Your Talents

Imagine that you have been given $2,000, and you are charged to take it and make more money. How would you do so?

Would you go and try to find ways to invest it? Would you use it to buy some tools or some other resources so that you could work and make money with them? Would you buy property and hope that it would increase in value? At the very least, would you not put it in a savings account at a bank and make interest on it?

What do you expect would happen to you if you did nothing with the money at all? What if you went and spent it on things that did not lead to profit? If the $2,000 were whittled away to nothing, what could be done?

We can see clearly the consequences of how people handle worldly wealth: some impoverish themselves by irresponsible living, and others take opportunities provided to them and become successful in life. The difference is rarely seen in terms of natural abilities; the difference involves what one chooses to do with that which one has been given.

Jesus provides this same scenario in Matthew 25:14-30 and Luke 19:12-27. In these stories, three servants are given sums of money: either a talent or a mina. In each story, two servants take the money and use it profitably, making two to ten times more money than the original sum given. Likewise, each story presents one servant who did nothing with the money at all, and simply gave back to his master that which he received. In both instances, that servant is punished (in Matthew, he is even cast into the outer darkness!), and the purpose of the story is made clear:

“I say unto you, that unto every one that hath shall be given; but from him that hath not, even that which he hath shall be taken away from him” (Luke 19:26).
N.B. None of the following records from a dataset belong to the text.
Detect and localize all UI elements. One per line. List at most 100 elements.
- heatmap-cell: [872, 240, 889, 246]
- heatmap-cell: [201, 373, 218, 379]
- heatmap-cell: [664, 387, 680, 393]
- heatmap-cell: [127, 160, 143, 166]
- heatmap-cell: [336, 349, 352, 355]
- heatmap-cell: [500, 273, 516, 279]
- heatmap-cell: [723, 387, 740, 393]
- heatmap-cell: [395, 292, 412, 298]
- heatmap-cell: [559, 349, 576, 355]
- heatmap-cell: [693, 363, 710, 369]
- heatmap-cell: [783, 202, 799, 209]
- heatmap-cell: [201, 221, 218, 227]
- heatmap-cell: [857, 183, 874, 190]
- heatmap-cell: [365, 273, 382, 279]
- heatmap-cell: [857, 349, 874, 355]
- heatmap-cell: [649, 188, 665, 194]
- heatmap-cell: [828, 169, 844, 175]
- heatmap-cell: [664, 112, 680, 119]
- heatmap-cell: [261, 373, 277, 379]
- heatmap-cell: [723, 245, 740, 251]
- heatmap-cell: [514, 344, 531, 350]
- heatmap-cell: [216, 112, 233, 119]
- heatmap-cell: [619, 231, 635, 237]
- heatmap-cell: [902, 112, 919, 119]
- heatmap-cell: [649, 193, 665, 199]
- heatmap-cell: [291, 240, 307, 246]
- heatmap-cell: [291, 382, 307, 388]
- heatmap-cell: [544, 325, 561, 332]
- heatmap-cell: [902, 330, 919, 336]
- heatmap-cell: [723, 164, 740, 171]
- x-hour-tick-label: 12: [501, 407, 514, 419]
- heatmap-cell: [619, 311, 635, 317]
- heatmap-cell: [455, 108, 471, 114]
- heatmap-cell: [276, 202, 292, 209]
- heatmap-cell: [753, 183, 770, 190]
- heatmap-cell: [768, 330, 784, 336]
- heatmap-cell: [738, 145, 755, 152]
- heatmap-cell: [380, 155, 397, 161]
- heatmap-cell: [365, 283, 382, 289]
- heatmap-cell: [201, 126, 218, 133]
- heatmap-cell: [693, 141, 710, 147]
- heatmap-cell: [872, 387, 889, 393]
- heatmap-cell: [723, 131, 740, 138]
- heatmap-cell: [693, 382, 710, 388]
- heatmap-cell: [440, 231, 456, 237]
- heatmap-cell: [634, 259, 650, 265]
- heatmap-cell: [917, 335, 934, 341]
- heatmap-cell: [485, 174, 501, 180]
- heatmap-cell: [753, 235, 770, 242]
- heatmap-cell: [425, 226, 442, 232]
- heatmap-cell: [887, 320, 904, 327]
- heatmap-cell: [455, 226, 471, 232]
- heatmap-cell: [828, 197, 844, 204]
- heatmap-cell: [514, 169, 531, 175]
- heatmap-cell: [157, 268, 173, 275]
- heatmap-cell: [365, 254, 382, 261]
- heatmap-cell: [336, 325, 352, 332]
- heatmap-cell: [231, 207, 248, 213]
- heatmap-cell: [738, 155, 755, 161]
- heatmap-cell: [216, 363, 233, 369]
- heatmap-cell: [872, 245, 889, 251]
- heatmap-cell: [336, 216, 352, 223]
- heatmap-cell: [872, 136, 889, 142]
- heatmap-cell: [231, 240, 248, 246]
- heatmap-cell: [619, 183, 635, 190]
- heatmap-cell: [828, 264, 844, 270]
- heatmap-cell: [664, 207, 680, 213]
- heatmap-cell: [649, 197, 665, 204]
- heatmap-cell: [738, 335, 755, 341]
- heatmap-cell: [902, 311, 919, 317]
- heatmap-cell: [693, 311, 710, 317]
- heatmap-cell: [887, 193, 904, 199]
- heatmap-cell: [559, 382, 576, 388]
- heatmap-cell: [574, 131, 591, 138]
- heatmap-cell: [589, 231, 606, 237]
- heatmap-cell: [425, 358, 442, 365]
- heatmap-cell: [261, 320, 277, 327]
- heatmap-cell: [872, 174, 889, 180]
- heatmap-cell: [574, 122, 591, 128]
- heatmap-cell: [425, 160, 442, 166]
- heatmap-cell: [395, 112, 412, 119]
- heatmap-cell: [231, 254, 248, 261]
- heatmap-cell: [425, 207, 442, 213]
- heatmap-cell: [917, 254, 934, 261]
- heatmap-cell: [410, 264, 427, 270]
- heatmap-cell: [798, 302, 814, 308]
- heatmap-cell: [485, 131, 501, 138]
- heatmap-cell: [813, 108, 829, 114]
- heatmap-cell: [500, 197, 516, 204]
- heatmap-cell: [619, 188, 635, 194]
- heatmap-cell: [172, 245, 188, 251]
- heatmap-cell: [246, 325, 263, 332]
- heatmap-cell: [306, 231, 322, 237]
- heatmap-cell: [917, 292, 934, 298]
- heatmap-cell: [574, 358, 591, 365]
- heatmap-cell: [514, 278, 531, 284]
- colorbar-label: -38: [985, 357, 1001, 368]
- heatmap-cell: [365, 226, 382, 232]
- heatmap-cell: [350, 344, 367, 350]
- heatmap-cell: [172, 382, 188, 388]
Should we say that Jesus is just enriching the already rich? By no means! The stories are not really about money; they are about the gifts that God has given us. God has given to each person gifts according to their measures and abilities (cf. Romans 12:6-8). He does not expect everyone to be able to accomplish the same amount or to be exactly alike: diversity of talents and specialties is expected in the body of Christ (1 Corinthians 12:12-28)!

What God does expect is for us to put our talents to use for His Kingdom! In Luke 16:8, Jesus upbraids the “children of light” because they are not wiser than the “sons of this world.” We have plenty of examples of people who have come from relative poverty and have become quite rich because they were willing to use the gifts they had to make money, yet how often are we willing to put our gifts to use for God? What would happen if we applied our talents and energies to promoting God’s Kingdom as much and as often as people of the world apply theirs to gaining money? How much more like Christ would we be, and how many more people would we attract to the faith (Matthew 5:13-16)?

We would never take money and just sit on it. Why do we take the gifts God gives us and let them rot away? God expects us to take what He has given us and use it to advance His will (1 Peter 4:10-11). If we are found to have wasted the talents God has given us, not only will we “have not,” but even that which we “have,” our soul, will be cast into the outer darkness (Matthew 25:30)! What, then, will you do with your talents?